Как в лихорадке, выскочила я из наумовской двери в томительно синий коридор, где всегда стоял легкий гул, как возле электростанции. Люди брели туда и обратно, такие разные, из разных книг, поселенцы, беженцы, арестанты, пациенты, сбродный молебен.
Позже, много позже, тяжелобольной Наумов оказался в отдельной квартире один, и никто не помешал ему открыть фрамугу окна, глянуть вдаль, где должен был быть заснеженный город, а было каре двора (может быть, живи он выше, виднелся бы залив или воды Смоленки, и он бы закрыл окно), — и выйти, выпасть, вылететь камнем в метель, в ночной ветер.
Прибежав домой, я написала маме записочку и кинулась к нашей дальней родственнице, тете Марине, работавшей проводницей в поездах на юг. Долго уговаривать ее не пришлось, она взяла меня с собой, и назавтра мы приехали в Симферополь. Честно говоря, я мечтала добраться до Одессы морем из Севастополя на белом пароходе. Мы звонили в Севастополь, но нам ответили отказом, билетов на пароход не было. Тогда тетя Марина пошла на соседний перрон, долго там толковала с проводником и наконец подозвала меня: в составе, стоявшем у соседнего перрона, один вагон шел в Одессу, вечером его должны были прицепить к проходящему поезду. “Ты ложи вещи и иди до вечера гуляй”. Но я боялась отойти от обретенной оказии на колесах. Мой вагончик отправили на запасной путь, я оказалась одна-одинешенька среди пекла, припудренной пылью полыни, синих и желтых цветов, которые росли, как бешеные, удобренные гарью, серой, скоростями, ободренные солнцепеком. Вечером вагон присоединился к составу до Одессы и подвергся штурму. Пассажиры рвались в тамбуры, кричали, плакали, даже мужчина какой-то плакал, кого-то втащили в окно, я лежала, замерев, свернувшись калачиком на верхней багажной полке, охваченная ужасом дорожным. Наконец перрон за окном поплыл, поезд тронулся, постепенно улеглись страсти, утихли звуки, уснули все, уснула и я.
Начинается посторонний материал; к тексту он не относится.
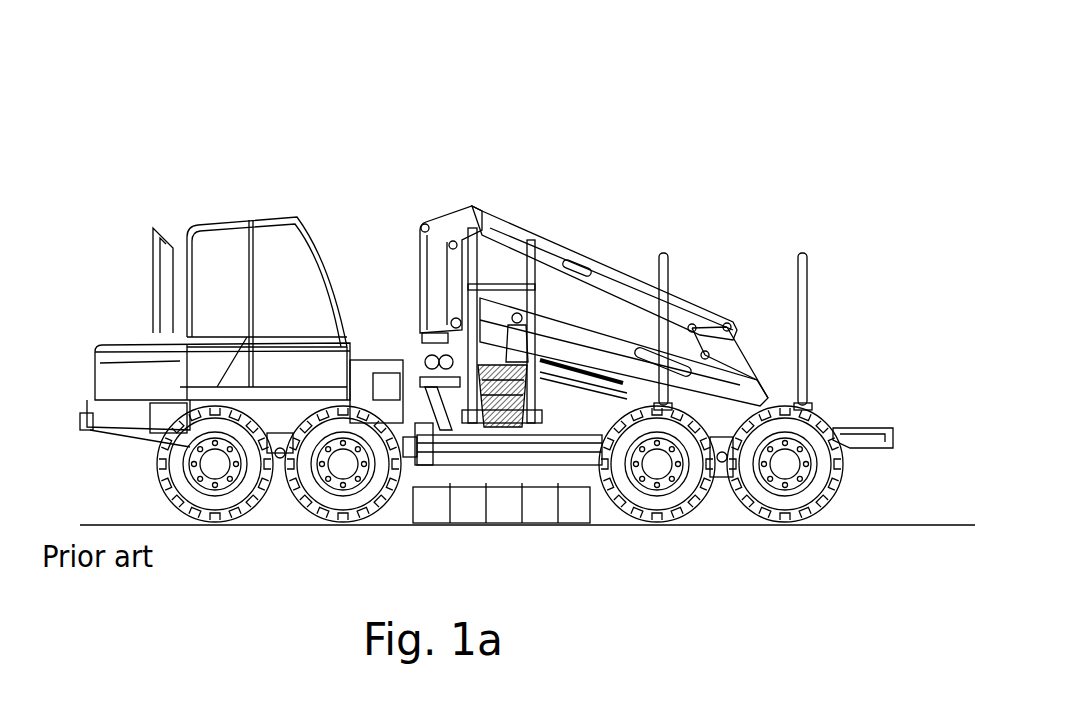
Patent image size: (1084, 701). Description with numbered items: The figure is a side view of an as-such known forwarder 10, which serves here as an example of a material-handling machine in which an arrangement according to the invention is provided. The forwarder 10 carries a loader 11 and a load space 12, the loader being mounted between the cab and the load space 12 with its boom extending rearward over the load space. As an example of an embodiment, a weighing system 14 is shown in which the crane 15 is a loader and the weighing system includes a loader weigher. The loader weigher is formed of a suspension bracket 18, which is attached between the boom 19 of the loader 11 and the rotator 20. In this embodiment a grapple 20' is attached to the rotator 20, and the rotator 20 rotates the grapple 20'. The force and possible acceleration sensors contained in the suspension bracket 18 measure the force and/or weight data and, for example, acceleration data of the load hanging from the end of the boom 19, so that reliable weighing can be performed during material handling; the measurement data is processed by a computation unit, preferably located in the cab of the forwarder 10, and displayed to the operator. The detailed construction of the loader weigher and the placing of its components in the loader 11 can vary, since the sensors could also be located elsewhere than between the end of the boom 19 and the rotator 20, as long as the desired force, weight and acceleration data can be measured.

Претерпевая массу мелких приключений, отыскала я НИИ, в котором проводилась интересующая меня конференция, мне объяснили, что участники ее размещены в трех разных местах, и к вечеру на окраине нашла я странный, битком набитый людьми двухэтажный деревянный дом, напоминающий салун из фильма про Дикий Запад, где на лавочке у завалинки курил Студенников в щегольской голубой рубашке. По непонятной причине он не особенно удивился моему появлению, хотя заулыбался, одновременно неодобрительно качая головой.
Он пристроил меня на ночлег в узкую комнату на мансарде, где соседствовали две научёные женщины, раздобыл мне раскладушку, я болтала с соседками, поведавшими мне, что в конференции ожидается двухдневный перерыв, отведенный для экскурсий; я незамедлительно наврала: прихожусь Студенникову двоюродной сестрою, он обещал моим родителям показать кузине из провинции Одессу и крепость Измаил.
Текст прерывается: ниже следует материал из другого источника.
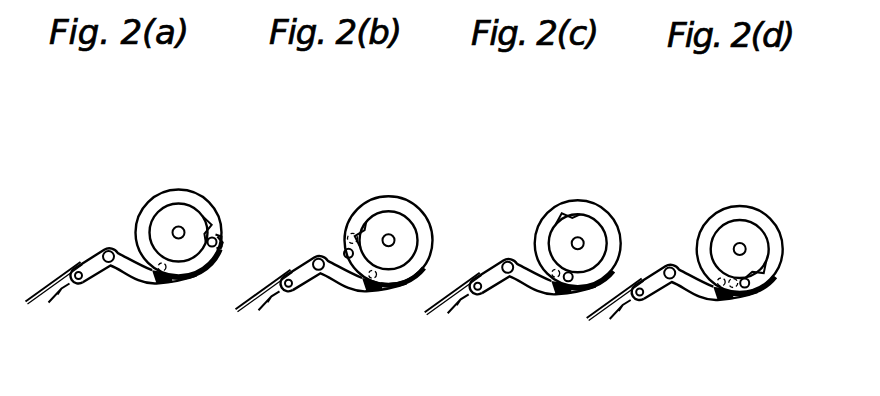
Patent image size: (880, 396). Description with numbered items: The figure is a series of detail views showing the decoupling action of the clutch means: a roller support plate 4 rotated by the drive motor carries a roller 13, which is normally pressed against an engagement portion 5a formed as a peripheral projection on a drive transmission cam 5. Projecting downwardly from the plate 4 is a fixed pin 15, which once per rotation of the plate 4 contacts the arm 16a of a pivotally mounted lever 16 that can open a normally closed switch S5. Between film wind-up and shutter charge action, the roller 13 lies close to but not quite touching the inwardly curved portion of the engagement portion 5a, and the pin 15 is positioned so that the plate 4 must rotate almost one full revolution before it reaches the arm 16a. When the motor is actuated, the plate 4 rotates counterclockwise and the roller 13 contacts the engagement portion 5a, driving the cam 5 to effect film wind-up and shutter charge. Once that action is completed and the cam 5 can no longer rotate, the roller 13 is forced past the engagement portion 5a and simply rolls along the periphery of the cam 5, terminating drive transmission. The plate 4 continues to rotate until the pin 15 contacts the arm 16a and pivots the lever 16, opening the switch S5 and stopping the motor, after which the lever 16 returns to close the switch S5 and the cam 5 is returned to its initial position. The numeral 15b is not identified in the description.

В набитом местными и приезжими деревянном доме в больших пустых сенях при входе стоял книжный шкаф, заполненный потрепанными тоненькими книжечками дореволюционного приложения к журналу “Нива”. Пыль покрывала полки, шкаф был безадресный, бесхозный, полуничей, я украла два набора книг, для себя и для Студенникова: Метерлинка и Ростана. Всю жизнь потом жалела, что не стибрила Ибсена с Уайльдом.